The day would be good for walking I decide and once decided it becomes – for me at least – a single pressing thought, almost as though it had a life of its own: like a spell or an almost child tugging on your arm and dragging you towards the front door. Itchy soles of feet; palms waiting to clutch at the outdoors air; heart full as an egg to see all nature’s sudden surprises. When this mood is upon me, I am restless to anything else and the walk needles itself into my consciousness with the insistent question when, when, when? Nothing worse than to ignore the call; depression and doldrums the penalty. When walk calls, the feet must fall in. I am learning it is something to protect from the tyrannies of household chores and work. I curate my walks now: make a little space for one every week, bottle them up like scent, and stow the little treasures away to sometimes take out, carefully handle and fix in the memory.
Today the sun has got itself up pretty well into the bluest of skies and there’s a warm thickness to the air that promises dry ground underfoot and a slow sluggish canal or river to walk by. I am elated stepping out of my front door, padding along the neat little same-and-yet-not-same Saltaire streets, with a fondness for everyone whom I pass because we are all complicit in this wonderful warm May day together – in the determination to be out of doors and to soak sun into skin. And yet I do not know exactly which path I will take – canal to Hirst Wood, the Nook Lane to Nowhere, or the river path? I let my booted feet decide as they trip along by the canal, wafting and wefting and warping the path’s dust about me like a chalky cover-all. I know each path a little more with each week – the goodies to look out for: the hawthorn in prickly blossom; the fluff-feathered goslings; the sweeps of bluebells. All lie before me, known stops along the way, and my feet go with the slow haste of anticipated joy and savouring delay.
I retrace a bit – why not?
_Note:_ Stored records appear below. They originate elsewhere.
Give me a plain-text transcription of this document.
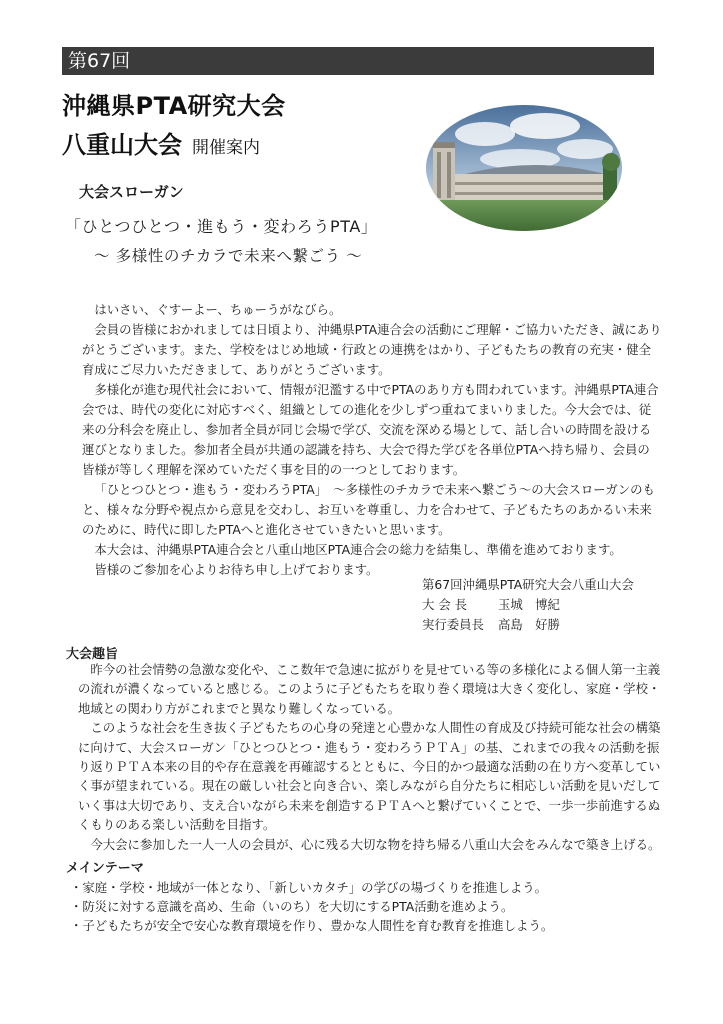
第67回
沖縄県PTA研究大会
八重山大会 開催案内
大会スローガン
「ひとつひとつ・進もう・変わろうPTA」
～ 多様性のチカラで未来へ繋ごう ～

はいさい、ぐすーよー、ちゅーうがなびら。

会員の皆様におかれましては日頃より、沖縄県PTA連合会の活動にご理解・ご協力いただき、誠にありがとうございます。また、学校をはじめ地域・行政との連携をはかり、子どもたちの教育の充実・健全育成にご尽力いただきまして、ありがとうございます。

多様化が進む現代社会において、情報が氾濫する中でPTAのあり方も問われています。沖縄県PTA連合会では、時代の変化に対応すべく、組織としての進化を少しずつ重ねてまいりました。今大会では、従来の分科会を廃止し、参加者全員が同じ会場で学び、交流を深める場として、話し合いの時間を設ける運びとなりました。参加者全員が共通の認識を持ち、大会で得た学びを各単位PTAへ持ち帰り、会員の皆様が等しく理解を深めていただく事を目的の一つとしております。

「ひとつひとつ・進もう・変わろうPTA」　～多様性のチカラで未来へ繋ごう～の大会スローガンのもと、様々な分野や視点から意見を交わし、お互いを尊重し、力を合わせて、子どもたちのあかるい未来のために、時代に即したPTAへと進化させていきたいと思います。

本大会は、沖縄県PTA連合会と八重山地区PTA連合会の総力を結集し、準備を進めております。

皆様のご参加を心よりお待ち申し上げております。

第67回沖縄県PTA研究大会八重山大会
大 会 長 玉城　博紀
実行委員長 高島　好勝
大会趣旨

昨今の社会情勢の急激な変化や、ここ数年で急速に拡がりを見せている等の多様化による個人第一主義の流れが濃くなっていると感じる。このように子どもたちを取り巻く環境は大きく変化し、家庭・学校・地域との関わり方がこれまでと異なり難しくなっている。

このような社会を生き抜く子どもたちの心身の発達と心豊かな人間性の育成及び持続可能な社会の構築に向けて、大会スローガン「ひとつひとつ・進もう・変わろうＰＴＡ」の基、これまでの我々の活動を振り返りＰＴＡ本来の目的や存在意義を再確認するとともに、今日的かつ最適な活動の在り方へ変革していく事が望まれている。現在の厳しい社会と向き合い、楽しみながら自分たちに相応しい活動を見いだしていく事は大切であり、支え合いながら未来を創造するＰＴＡへと繋げていくことで、一歩一歩前進するぬくもりのある楽しい活動を目指す。

今大会に参加した一人一人の会員が、心に残る大切な物を持ち帰る八重山大会をみんなで築き上げる。

メインテーマ
・ 家庭・学校・地域が一体となり、「新しいカタチ」の学びの場づくりを推進しよう。
・ 防災に対する意識を高め、生命（いのち）を大切にするPTA活動を進めよう。
・ 子どもたちが安全で安心な教育環境を作り、豊かな人間性を育む教育を推進しよう。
The stone squeeze by the canal where you go down to the river path almost makes it seem a secret. You slip off into it as if the very first to make this delicious discovery. The stones lip my boots as I go, jostle my steps as they pebble the path, and over all the thrushes, blackbirds and crows fly and dip their shrewd wings like greetings. Thin nasal siren of a bee alarms for just a moment as it brushes past and is quickly gone upstream. Over the bridge, over the river, a flicker of dapple tricks down through the branches from the sky and dances over the path to web the way with white. This – as I expand my lungs to take in the arid, laden air – this! is nature’s way to welcome in a spring.
Round the corner and out of nowhere the downy globes of dandelion heads emerge to bob and nod – a clutch of waiting wishes to bless you on your way. The ground dips down and rushes me on till, level with the river, feet plant into grassy banks to muse at the overgrown round tower of the derelicted bridge. Through the field brighter than the brightest green quilt, I come to its edge and seam where bees are at work shuttling in and out of one another’s way in a strange furious dance and play. A gurgle of stream is crossed, its rocky bed water-slaked and mossed. Down by the boat club where swallows dip and follow, another stream. Temptation to bathe hot swollen feet, but I retreat with the coward thought, someone might appear!
Whoever knows what makes us look up to see the secret thing so many others miss? Today’s was this: a heron across the way, stealthy silent stalker in the river’s languid pull; strange snaking neck and big gawky wings. All the herons I have never seen were because I was not watching, but now my attentiveness connives to bring you to life, careful flutterer, weaving in between the weeds. I wonder about your steady step as you reveal your grey again. This is a slow dance to draw a minnow out. I would not disturb your subtlety for all the world. Sudden as an arrow or the end of a song, you’re gone. The mallards with their young are busy on their glides and do not mind the dark tickle of baby minnows under-web whose embryonic selves, flickering almost by accident with the current, gather in dense translucencies: something the river keeps but cannot hold for long. A robin a flash of red song on a lichen-laced branch, no sooner spied than it flies.
I clamber up the ridge under a parasol of sun-blasted green and the tree branches dip low in spite of me. Whitened and jewel-like in the sun, clouds of flies startle as I push on – you see them hanging over the river; great shifting billows preside there and trap the light. Sharp shaft of wild garlic up the nose calls the gaze downward to a maze of white constellated stars. Beside me I pass trees sleeved with ivy until they are covered with it: trefoil leaves close as clothes. The bluebells up the bank – straight purple blazons – sing out their short lives as they renew and rejuvenate the woods. And I burst with it too – my whole being alive with this becoming, this husk-splitting on-rush of life.
At last I am but a willing receptacle for precious impressions: a pigeon as heavy and cumbersome in flight as its image to get down. The lace of the cow-parsley heads – finer than a bride’s veil – looking sugar-spun and gorgeous to taste. A duck landing mid-river with a skirmish of feathers. Smooth and silky in the sun, iridescency of mallard’s crown. And as my steps turn homeward, its rasp-throated call.